Emma Wright is a senior commercial and regulatory lawyer focused on technology, cybersecurity, AI and telecoms. She leads the highly rated Technology, Data and Digital team at Harbottle & Lewis (which she established on her move from Deloitte), where she acts for all manner of small and large suppliers and customers from a variety of tech verticals on their commercial partnerships with the private and public sectors alike and wider business arrangements including the handling of data and regulatory compliance.
Ms. Wright is also Director and Counsel of the Interparliamentary Forum on Emerging Technologies, a not for profico-founded with British MP Darren Jones which has built a global network of legislators focused on sharing and collaborating on the regulation of emerging technology. She sits on the Global Forum of Women 4 Ethical AI – a network of global experts focused on the adoption of ethical AI and is working with UNESCO and legislators in countries from across the world on the implementation of the UNESCO Recommendation on the ethics of artificial intelligence. She is recognised as a ‘Leading Individual’ by legal directories in her field of expertise. She’s listed by Computer Weekly as one of the most influential women in tech and she sits as a Non-Executive Director at tech scale up Playfinder.

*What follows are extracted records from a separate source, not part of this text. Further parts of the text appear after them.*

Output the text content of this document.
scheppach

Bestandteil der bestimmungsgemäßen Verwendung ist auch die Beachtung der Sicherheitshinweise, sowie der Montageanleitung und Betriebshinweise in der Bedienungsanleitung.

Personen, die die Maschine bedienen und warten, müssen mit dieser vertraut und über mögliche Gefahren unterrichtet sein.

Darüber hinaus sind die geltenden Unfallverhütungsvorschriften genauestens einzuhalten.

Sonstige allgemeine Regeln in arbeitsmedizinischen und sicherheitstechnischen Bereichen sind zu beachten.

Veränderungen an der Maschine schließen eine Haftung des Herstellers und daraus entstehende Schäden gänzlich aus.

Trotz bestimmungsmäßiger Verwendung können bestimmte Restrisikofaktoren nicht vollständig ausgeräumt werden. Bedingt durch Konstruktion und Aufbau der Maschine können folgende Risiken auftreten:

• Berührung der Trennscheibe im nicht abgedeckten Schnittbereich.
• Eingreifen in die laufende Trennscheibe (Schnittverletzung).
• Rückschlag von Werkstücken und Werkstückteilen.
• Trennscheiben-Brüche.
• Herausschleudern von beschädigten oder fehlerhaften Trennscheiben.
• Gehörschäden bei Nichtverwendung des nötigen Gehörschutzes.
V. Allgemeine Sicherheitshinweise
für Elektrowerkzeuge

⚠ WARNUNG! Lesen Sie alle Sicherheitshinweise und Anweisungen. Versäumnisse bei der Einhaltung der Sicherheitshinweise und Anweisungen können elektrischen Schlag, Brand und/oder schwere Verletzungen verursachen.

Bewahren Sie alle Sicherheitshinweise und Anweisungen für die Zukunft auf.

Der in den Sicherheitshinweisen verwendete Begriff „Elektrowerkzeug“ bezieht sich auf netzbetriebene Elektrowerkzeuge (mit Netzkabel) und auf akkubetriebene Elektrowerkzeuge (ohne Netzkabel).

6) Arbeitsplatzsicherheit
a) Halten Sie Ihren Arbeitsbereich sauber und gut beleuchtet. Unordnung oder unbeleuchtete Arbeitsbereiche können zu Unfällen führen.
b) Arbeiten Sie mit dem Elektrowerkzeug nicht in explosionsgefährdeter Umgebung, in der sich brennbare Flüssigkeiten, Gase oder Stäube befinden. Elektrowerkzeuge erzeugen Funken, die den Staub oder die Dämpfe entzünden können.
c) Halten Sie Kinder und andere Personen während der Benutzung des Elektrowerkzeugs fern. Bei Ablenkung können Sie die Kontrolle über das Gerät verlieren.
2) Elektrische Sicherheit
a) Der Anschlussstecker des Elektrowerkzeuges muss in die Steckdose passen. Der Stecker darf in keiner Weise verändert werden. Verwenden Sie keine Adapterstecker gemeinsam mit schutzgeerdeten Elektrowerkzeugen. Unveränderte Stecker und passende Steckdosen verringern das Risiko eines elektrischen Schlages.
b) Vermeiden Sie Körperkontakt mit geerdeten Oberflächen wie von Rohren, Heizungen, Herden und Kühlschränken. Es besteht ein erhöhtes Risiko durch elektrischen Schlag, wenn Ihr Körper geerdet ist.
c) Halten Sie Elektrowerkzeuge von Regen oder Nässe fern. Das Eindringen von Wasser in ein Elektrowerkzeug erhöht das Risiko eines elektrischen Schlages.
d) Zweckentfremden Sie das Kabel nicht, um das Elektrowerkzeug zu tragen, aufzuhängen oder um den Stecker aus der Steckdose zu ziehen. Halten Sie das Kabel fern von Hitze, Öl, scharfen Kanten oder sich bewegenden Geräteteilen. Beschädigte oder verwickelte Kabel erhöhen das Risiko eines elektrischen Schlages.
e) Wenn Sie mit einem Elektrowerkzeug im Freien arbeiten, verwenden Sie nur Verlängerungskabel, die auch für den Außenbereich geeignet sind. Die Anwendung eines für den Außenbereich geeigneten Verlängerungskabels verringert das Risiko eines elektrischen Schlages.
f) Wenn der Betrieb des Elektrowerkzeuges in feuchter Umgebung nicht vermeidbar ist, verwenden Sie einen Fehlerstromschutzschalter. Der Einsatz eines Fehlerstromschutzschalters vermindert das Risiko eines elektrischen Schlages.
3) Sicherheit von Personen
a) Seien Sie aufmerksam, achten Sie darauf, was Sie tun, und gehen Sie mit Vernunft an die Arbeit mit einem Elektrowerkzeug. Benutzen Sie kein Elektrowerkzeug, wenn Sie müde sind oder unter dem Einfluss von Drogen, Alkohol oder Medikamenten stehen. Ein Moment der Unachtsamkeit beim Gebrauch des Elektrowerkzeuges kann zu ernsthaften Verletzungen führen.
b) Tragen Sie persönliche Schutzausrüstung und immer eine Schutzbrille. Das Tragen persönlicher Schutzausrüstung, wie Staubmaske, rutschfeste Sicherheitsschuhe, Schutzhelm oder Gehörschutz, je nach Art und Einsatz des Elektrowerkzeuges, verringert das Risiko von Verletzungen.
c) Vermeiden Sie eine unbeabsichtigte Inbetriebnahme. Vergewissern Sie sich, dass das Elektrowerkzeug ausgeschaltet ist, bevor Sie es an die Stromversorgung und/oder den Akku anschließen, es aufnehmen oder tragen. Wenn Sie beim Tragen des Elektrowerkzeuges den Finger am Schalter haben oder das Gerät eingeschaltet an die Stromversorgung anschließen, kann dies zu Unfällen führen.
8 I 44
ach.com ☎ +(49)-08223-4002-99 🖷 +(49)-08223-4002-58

Recently, in an exclusive interview with CXO Outlook Magazine, Ms. Wright shared her insights on how AI is reshaping the legal profession, her career trajectory, personal role model, success habits, future plans, and much more. The following excerpts are taken from the interview.
How is AI reshaping the legal profession?
The legal profession is just at the start of its digital transformation journey, and it looks like AI will be an extremely useful tool for lawyers for certain things. I think as a profession we should always be looking how we can improve the service we provide to our clients – the use of AI being a case in point but we also need to be aware of the risks whether relating to client confidentiality or that the AI’s output may be incorrect.
What are your thoughts on diversity and inclusion? How important is it to have authentic conversations with leaders, professionals, and changemakers to create more acceptance across the globe?
I believe diversity of thought will be one of the key ways businesses can solve the most complex problems and the evidence supports this however I believe authentic conversations based on business drivers and constructive challenge are some of the best tools to build this acceptance.
Emma, please tell us about your background path to your current role.
I have always had an interest in technology – I was the only girl in the computing class at school – yet always felt I wanted to be a lawyer – even though I had no frame of reference as to what one was. It was a stint in the UK Government as a policy adviser that made me realize there was a way of combining both of these things and ever since then I have pursued a legal practice focused on technology in its broadest sense.
What is the most exciting and most stressful aspect of your role as the tech, data and digital Partner at Harbottle & Lewis?
I love it when we are instructed on a new matter which is of strategic importance to the client – where the strategy as to how to achieve the client’s objectives is as important if not more so than the legal advice. I equally love it when I am able to watch members of the team grow in confidence and experience. The most stressful aspect of the role for me is handling my working mum’s guilt.
Tell us about your role and responsibilities as the Non-Executive Director at Playfinder.
I bring my experience of the tech sector and commercial partnerships to this role. As Playfinder’s focus is on democratizing access to sports facilities while also opening up a new revenue stream for schools, it is a mission close to my heart. I believe we have to equip everyone with the tools to stay fit and healthy and encourage them to do so.
You are also the Director at the Interparliamentary Forum on Emerging Technologies. Tell us about this non-profit platform and its mission.
IFET has built and continues to build a global network of legislators focused on the regulation of emerging technology, in particular AI. Our mission is for legislators to be able to share best practice and better equip them in this area where the speed of technological advances means often it is a struggle for law and policy to keep up. We have recently signed a Memorandum of Understanding with UNESCO to increase awareness and knowledge of the UNESCO Recommendation on Ethical AI amongst legislators in 40 countries.
Looking back, which women in your life have had the most influence on your career?
My first boss was a woman and took me aside and encouraged me to change career paths – giving me the benefit of her experience. She was incredibly generous with her time and support.
What does the term “authentic leadership” mean to you?
To me it means being open, transparent and consistent with the team about expectations set in order to achieve results yet also genuinely demonstrating empathy.
Could you highlight some of your success habits that enable you to meet your goal?
I still work off paper lists and this allows me to delegate to others – effective delegation is one of my success habits.
Where do you see yourself in 5 years from now?
I hope to continue to lead a thriving and diverse team of tech law experts who continue to be advising an array of clients on both the leading edge and bleeding edge of technological developments.